The following essay is reprinted with permission from The Conversation, an online publication covering the latest research.
Imagine a photograph of your great-grandparents, grandparents and parents side by side. You’d see a resemblance, but each generation would look distinct from its predecessors. This is the process of evolution in its simplest form: descent with modification.
Over many generations, a staggering amount of modification is possible. This is how the diversity of life on Earth came to be.
This idea, though, has long been misunderstood as a path that leads in one direction toward “higher” or “better” organisms. For example, Rudolph Zallinger’s famous 1965 Time-Life illustration “The Road to Homo Sapiens” shows humans evolving in a stepwise fashion from ape-like ancestors to modern man.
Extending this perspective beyond humans, early paleontological theories about ancient life supported the idea of orthogenesis, or “progressive evolution,” in which each generation of a lineage advanced toward more sophisticated or optimized forms.
But evolution has no finish line. There is no end goal, no final state. Organisms evolve by natural selectionacting at a specific geologic moment, or simply by drift without strong selection in any direction.
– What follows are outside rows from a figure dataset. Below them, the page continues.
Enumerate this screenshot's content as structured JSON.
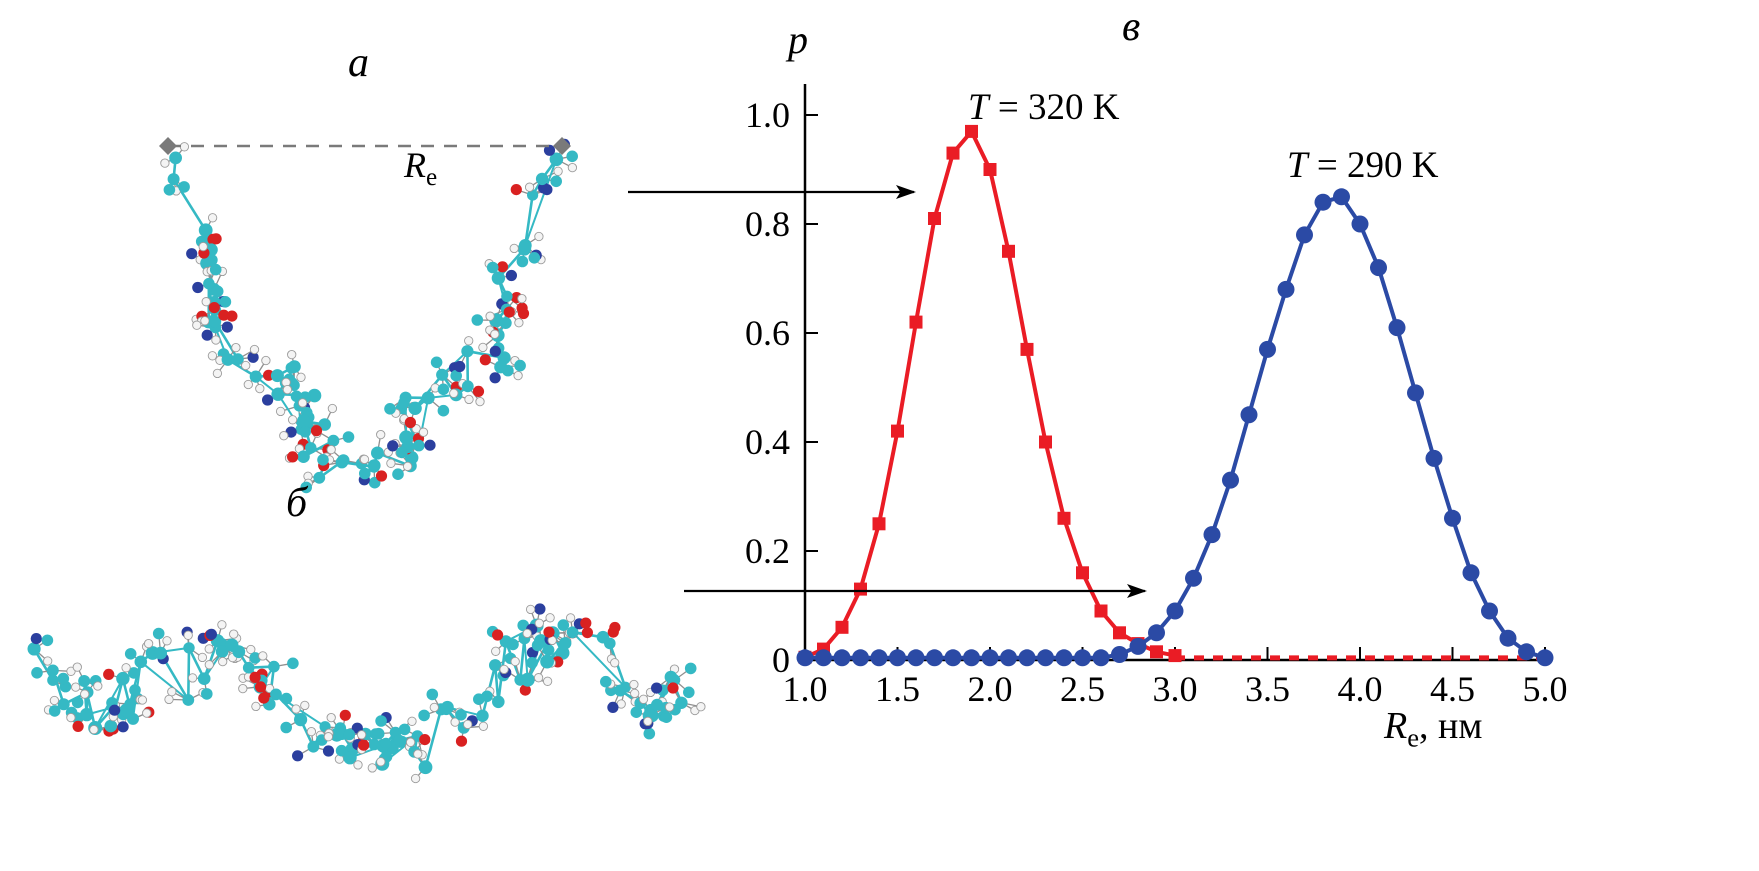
{
  "figure": {
    "panel_labels": {
      "a": "а",
      "b": "б",
      "v": "в"
    },
    "re_annotation": {
      "var": "R",
      "sub": "e"
    },
    "molecules": {
      "a": {
        "description": "collapsed V-shaped polymer conformation, ball-and-stick model"
      },
      "b": {
        "description": "extended polymer coil conformation, ball-and-stick model"
      },
      "atom_colors": {
        "carbon": "#35b9c4",
        "hydrogen": "#f4f4f4",
        "oxygen": "#d92121",
        "nitrogen": "#2b3f9e"
      },
      "endpoint_marker_color": "#7a7a7a",
      "dashed_line_color": "#7a7a7a"
    },
    "arrow_color": "#000000"
  },
  "chart_data": {
    "type": "line",
    "title": "",
    "ylabel": "p",
    "xlabel": {
      "var": "R",
      "sub": "e",
      "rest": ", нм"
    },
    "xlim": [
      1.0,
      5.0
    ],
    "ylim": [
      0,
      1.08
    ],
    "grid": false,
    "legend_position": "inline-annotations",
    "axis_color": "#000000",
    "x_ticks": [
      1.0,
      1.5,
      2.0,
      2.5,
      3.0,
      3.5,
      4.0,
      4.5,
      5.0
    ],
    "x_tick_labels": [
      "1.0",
      "1.5",
      "2.0",
      "2.5",
      "3.0",
      "3.5",
      "4.0",
      "4.5",
      "5.0"
    ],
    "y_ticks": [
      0,
      0.2,
      0.4,
      0.6,
      0.8,
      1.0
    ],
    "y_tick_labels": [
      "0",
      "0.2",
      "0.4",
      "0.6",
      "0.8",
      "1.0"
    ],
    "series": [
      {
        "name": "T = 320 K",
        "label": {
          "prefix": "T",
          "rest": " = 320 K"
        },
        "color": "#ea1c25",
        "marker": "square",
        "x": [
          1.0,
          1.1,
          1.2,
          1.3,
          1.4,
          1.5,
          1.6,
          1.7,
          1.8,
          1.9,
          2.0,
          2.1,
          2.2,
          2.3,
          2.4,
          2.5,
          2.6,
          2.7,
          2.8,
          2.9,
          3.0
        ],
        "y": [
          0.005,
          0.02,
          0.06,
          0.13,
          0.25,
          0.42,
          0.62,
          0.81,
          0.93,
          0.97,
          0.9,
          0.75,
          0.57,
          0.4,
          0.26,
          0.16,
          0.09,
          0.05,
          0.03,
          0.015,
          0.008
        ],
        "tail": {
          "x_from": 3.0,
          "x_to": 5.0,
          "p": 0.004,
          "style": "dashed"
        }
      },
      {
        "name": "T = 290 K",
        "label": {
          "prefix": "T",
          "rest": " = 290 K"
        },
        "color": "#2b4aa5",
        "marker": "circle",
        "x": [
          1.0,
          1.1,
          1.2,
          1.3,
          1.4,
          1.5,
          1.6,
          1.7,
          1.8,
          1.9,
          2.0,
          2.1,
          2.2,
          2.3,
          2.4,
          2.5,
          2.6,
          2.7,
          2.8,
          2.9,
          3.0,
          3.1,
          3.2,
          3.3,
          3.4,
          3.5,
          3.6,
          3.7,
          3.8,
          3.9,
          4.0,
          4.1,
          4.2,
          4.3,
          4.4,
          4.5,
          4.6,
          4.7,
          4.8,
          4.9,
          5.0
        ],
        "y": [
          0.004,
          0.004,
          0.004,
          0.004,
          0.004,
          0.004,
          0.004,
          0.004,
          0.004,
          0.004,
          0.004,
          0.004,
          0.004,
          0.004,
          0.004,
          0.004,
          0.004,
          0.01,
          0.025,
          0.05,
          0.09,
          0.15,
          0.23,
          0.33,
          0.45,
          0.57,
          0.68,
          0.78,
          0.84,
          0.85,
          0.8,
          0.72,
          0.61,
          0.49,
          0.37,
          0.26,
          0.16,
          0.09,
          0.04,
          0.015,
          0.004
        ]
      }
    ]
  }
}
In a recently published study that I carried out with Makaleh Smith, then an undergraduate research intern at Harvard University who was funded by the National Science Foundation, we sought to study whether a one-way model of reproductive evolution always held true in plants. To the contrary, we found that in many types of ferns – one of the oldest groups of plants on Earth – evolution of reproductive strategies has been a two-way street, with plants at times evolving “backward” to less specialized forms.
The path of evolution is not linear
Selection pressures can change in a heartbeat and steer evolution in unexpected directions.
Take dinosaurs and mammals, for instance. For over 150 million years, dinosaurs exerted a strong selection pressure on Jurassic mammals, which had to remain small and live underground to avoid being hunted to extinction.